1.1.1 Evolution of hippocampal formation in humans

By the ninth week of pregnancy, the primary hippocampus develops within the cerebral hemispheres but does not resemble an adult hippocampus. At the middle of the third trimester of pregnancy (weeks 19–15), immature dentate gyrus, the subiculum, and different areas of the hippocampus can be identified. The hippocampal groove deepens and different areas of the hippocampus appear to be more developed, at the end of the 25th week of pregnancy. Although cell layers are more pronounced in CA1 and CA2-CA3; But the boundary between CA1 and subiculum is not clear. By the last trimester of pregnancy (34 weeks), the hippocampal groove is narrower and the boundary between CA1 and subiculum is distinguishable; CA1, CA2, and CA3 are recognizable and seem the dentate gyrus has a mature appearance.

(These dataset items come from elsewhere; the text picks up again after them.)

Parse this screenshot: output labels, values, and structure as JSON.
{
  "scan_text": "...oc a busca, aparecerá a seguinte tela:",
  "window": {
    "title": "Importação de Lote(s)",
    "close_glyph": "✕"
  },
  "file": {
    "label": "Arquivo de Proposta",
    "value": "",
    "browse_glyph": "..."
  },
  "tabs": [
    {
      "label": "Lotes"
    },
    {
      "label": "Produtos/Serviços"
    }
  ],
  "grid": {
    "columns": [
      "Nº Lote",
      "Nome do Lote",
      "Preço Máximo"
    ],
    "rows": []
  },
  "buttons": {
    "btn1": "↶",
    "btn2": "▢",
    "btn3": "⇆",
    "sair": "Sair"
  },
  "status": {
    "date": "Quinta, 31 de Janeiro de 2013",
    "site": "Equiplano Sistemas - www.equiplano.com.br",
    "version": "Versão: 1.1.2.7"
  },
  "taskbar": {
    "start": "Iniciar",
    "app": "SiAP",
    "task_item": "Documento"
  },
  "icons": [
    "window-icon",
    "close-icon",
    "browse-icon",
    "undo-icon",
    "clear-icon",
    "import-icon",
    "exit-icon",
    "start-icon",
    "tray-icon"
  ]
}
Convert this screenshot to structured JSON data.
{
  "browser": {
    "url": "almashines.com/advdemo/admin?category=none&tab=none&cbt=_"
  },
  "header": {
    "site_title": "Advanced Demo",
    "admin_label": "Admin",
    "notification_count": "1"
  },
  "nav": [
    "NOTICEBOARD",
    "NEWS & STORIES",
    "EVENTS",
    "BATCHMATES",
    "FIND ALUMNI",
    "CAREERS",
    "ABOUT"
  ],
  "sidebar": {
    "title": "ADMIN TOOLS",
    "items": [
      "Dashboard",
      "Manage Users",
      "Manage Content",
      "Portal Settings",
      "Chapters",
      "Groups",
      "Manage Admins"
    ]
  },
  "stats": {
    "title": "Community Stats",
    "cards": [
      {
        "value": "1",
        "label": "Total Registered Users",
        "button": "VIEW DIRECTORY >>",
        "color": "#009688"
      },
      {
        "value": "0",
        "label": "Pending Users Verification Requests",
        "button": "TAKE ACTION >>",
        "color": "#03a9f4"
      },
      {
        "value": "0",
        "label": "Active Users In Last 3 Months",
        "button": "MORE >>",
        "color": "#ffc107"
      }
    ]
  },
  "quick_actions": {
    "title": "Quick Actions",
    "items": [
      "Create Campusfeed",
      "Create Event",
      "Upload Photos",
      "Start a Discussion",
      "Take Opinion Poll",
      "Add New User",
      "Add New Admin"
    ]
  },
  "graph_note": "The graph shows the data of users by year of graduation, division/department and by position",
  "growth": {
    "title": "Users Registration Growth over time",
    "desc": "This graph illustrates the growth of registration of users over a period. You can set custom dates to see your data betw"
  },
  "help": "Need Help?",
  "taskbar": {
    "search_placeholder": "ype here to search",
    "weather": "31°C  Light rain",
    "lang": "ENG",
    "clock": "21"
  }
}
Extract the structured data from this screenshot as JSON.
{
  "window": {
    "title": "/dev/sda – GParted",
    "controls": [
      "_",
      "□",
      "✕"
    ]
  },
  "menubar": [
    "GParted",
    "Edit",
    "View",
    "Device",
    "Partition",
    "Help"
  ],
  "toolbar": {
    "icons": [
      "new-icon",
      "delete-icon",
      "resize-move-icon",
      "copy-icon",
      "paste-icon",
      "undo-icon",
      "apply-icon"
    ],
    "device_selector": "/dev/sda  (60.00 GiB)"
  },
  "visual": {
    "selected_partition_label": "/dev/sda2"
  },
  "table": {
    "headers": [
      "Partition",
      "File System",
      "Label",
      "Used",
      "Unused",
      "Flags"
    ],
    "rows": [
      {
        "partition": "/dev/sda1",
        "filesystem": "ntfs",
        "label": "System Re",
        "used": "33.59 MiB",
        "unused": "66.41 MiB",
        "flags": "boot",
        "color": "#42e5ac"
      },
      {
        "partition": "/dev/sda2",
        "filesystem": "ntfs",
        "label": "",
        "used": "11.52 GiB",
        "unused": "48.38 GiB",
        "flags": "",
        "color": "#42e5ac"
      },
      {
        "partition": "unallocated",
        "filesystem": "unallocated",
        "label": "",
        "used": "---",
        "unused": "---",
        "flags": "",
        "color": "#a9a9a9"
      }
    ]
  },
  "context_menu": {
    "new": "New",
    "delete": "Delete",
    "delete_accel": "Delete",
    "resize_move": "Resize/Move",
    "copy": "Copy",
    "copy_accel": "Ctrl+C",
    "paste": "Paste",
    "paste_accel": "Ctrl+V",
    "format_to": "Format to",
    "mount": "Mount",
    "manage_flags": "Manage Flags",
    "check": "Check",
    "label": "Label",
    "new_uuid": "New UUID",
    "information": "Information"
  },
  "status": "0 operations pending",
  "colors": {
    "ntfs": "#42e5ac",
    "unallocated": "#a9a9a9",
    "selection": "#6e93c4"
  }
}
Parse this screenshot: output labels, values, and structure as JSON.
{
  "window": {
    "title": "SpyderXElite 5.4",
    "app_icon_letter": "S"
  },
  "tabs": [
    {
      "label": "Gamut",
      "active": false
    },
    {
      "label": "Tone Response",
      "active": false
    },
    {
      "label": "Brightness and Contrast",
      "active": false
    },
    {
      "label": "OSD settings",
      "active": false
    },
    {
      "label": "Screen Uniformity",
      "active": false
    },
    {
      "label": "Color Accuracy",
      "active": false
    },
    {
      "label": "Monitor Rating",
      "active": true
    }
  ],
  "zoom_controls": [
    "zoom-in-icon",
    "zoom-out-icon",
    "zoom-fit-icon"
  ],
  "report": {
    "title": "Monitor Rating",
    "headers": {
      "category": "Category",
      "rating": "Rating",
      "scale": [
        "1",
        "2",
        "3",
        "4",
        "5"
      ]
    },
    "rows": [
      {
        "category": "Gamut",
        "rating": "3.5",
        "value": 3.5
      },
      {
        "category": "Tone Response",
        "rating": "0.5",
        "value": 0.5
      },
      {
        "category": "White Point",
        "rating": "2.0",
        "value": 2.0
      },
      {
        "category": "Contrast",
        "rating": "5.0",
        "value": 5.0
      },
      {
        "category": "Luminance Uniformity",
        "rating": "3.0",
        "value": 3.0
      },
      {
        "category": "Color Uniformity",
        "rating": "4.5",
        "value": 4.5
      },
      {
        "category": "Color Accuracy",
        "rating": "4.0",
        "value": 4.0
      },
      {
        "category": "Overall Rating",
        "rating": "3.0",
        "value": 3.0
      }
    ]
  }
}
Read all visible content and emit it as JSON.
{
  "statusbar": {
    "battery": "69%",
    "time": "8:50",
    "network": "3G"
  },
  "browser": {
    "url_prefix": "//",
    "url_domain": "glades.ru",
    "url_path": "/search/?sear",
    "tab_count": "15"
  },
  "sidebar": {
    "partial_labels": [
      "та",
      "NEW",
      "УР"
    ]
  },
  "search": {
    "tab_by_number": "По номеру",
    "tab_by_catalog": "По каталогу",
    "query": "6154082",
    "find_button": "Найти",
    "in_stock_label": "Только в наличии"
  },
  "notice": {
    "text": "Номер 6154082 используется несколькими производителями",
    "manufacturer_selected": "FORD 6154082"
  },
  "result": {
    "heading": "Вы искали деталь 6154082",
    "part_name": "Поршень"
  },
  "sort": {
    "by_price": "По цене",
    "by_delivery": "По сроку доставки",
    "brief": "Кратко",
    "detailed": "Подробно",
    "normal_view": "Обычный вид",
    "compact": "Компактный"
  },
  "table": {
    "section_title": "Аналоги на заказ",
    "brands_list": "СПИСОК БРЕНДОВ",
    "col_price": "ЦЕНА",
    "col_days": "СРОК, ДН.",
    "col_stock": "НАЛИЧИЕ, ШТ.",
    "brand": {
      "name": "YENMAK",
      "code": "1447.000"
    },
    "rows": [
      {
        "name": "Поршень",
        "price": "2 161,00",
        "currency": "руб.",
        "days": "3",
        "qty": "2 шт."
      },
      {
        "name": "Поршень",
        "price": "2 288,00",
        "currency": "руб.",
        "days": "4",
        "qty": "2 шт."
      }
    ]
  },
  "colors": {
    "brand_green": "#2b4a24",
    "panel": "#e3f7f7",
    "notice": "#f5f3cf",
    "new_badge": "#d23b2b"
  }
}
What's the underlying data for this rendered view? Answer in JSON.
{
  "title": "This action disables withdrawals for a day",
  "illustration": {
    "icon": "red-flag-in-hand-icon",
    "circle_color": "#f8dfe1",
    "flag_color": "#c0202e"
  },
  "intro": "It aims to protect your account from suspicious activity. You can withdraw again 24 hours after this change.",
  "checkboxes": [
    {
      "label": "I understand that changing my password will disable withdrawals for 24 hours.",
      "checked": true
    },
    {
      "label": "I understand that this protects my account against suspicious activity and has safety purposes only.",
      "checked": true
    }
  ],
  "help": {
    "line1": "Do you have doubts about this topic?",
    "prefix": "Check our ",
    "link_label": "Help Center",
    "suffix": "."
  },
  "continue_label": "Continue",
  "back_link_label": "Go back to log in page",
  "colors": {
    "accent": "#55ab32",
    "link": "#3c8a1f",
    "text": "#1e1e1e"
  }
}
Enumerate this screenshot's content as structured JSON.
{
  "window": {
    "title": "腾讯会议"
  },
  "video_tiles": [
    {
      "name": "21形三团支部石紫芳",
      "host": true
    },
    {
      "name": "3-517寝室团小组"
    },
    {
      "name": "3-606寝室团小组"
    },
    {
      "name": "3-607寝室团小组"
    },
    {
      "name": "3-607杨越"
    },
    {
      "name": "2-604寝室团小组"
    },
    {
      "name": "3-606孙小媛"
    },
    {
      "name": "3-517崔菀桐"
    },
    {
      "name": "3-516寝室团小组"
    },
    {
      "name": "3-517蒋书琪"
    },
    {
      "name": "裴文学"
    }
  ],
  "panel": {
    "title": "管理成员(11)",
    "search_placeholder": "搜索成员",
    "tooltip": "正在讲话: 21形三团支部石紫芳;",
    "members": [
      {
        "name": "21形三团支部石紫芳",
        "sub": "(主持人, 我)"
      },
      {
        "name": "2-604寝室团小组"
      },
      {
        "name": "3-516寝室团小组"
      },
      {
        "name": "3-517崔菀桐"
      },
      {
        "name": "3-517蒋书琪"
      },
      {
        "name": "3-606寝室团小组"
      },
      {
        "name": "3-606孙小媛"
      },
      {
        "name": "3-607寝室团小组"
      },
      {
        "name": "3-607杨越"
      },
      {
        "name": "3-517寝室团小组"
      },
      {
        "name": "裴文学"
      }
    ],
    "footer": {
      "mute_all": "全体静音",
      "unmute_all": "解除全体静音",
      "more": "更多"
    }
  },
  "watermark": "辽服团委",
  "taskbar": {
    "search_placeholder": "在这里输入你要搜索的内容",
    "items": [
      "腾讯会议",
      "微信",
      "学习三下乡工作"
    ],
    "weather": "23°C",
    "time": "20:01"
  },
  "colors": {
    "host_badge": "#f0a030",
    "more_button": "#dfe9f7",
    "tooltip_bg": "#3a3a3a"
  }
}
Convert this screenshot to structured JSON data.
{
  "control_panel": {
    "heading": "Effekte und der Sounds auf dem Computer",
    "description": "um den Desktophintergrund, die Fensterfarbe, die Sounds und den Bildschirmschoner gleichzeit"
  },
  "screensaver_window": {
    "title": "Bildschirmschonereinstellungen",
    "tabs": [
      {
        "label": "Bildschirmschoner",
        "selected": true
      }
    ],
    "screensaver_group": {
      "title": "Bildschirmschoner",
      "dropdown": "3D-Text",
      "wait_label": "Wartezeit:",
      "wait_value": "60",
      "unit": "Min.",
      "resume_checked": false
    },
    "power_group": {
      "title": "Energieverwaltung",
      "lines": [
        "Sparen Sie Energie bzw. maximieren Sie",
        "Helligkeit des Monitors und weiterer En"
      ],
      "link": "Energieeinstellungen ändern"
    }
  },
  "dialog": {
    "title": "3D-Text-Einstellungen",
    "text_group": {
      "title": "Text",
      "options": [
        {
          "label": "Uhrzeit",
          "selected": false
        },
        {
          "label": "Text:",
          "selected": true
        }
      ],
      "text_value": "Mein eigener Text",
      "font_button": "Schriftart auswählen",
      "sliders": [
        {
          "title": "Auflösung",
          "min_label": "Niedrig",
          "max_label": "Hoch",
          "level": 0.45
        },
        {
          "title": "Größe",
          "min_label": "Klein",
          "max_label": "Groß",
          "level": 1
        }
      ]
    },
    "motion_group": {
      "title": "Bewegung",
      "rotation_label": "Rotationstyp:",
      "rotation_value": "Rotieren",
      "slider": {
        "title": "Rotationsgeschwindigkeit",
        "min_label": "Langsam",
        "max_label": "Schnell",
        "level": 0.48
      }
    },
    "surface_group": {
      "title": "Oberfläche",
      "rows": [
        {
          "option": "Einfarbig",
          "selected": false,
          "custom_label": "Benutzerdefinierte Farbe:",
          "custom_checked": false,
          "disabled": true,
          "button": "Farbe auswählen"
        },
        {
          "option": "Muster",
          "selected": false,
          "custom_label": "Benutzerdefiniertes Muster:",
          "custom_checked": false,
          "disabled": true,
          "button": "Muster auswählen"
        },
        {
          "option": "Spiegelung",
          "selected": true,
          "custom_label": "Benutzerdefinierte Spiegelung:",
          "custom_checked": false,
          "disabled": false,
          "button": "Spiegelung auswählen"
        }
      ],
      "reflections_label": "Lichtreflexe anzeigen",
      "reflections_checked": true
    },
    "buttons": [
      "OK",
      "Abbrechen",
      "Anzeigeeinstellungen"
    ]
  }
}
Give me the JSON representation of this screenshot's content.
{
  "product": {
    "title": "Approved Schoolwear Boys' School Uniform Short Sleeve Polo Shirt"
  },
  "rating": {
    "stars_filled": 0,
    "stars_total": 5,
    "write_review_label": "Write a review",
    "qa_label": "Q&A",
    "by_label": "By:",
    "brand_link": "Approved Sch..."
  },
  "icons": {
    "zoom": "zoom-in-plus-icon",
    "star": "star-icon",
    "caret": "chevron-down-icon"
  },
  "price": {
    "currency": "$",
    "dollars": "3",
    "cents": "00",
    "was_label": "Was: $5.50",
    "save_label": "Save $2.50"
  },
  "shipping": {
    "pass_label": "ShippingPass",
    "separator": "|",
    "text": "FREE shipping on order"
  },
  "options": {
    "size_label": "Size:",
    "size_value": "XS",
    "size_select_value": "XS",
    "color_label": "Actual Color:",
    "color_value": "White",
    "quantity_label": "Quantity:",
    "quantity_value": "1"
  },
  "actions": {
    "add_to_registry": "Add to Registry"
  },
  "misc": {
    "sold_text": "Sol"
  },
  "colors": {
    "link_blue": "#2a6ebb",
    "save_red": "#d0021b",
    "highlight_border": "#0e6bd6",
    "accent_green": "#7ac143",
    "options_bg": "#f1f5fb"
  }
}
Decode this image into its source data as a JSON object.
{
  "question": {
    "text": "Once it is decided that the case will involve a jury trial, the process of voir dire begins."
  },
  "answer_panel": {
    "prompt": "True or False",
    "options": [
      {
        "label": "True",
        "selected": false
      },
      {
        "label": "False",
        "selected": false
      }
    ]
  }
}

It should be noted that a decrease in hippocampal cell density is observed in the postnatal period, which is probably due to the apoptosis and the growth of neurons and filaments. No significant morphological changes are seen until puberty and, and the only myelination is gradually completed [4, 5].

1.1.2 Hippocampal functions

The first theory suggested that the hippocampus has a key role in olfactory functions. But this theory was not accepted because Studies in later years showed that the hippocampus did not receive any nerve fibers directly from the olfactory bulb; However, the further study indicated that the hippocampus may be involved in olfactory responses, and in particular in olfactory memory [6]. In addition, Jeffrey Gray suggested that the hippocampus might play a role in anxiety [7].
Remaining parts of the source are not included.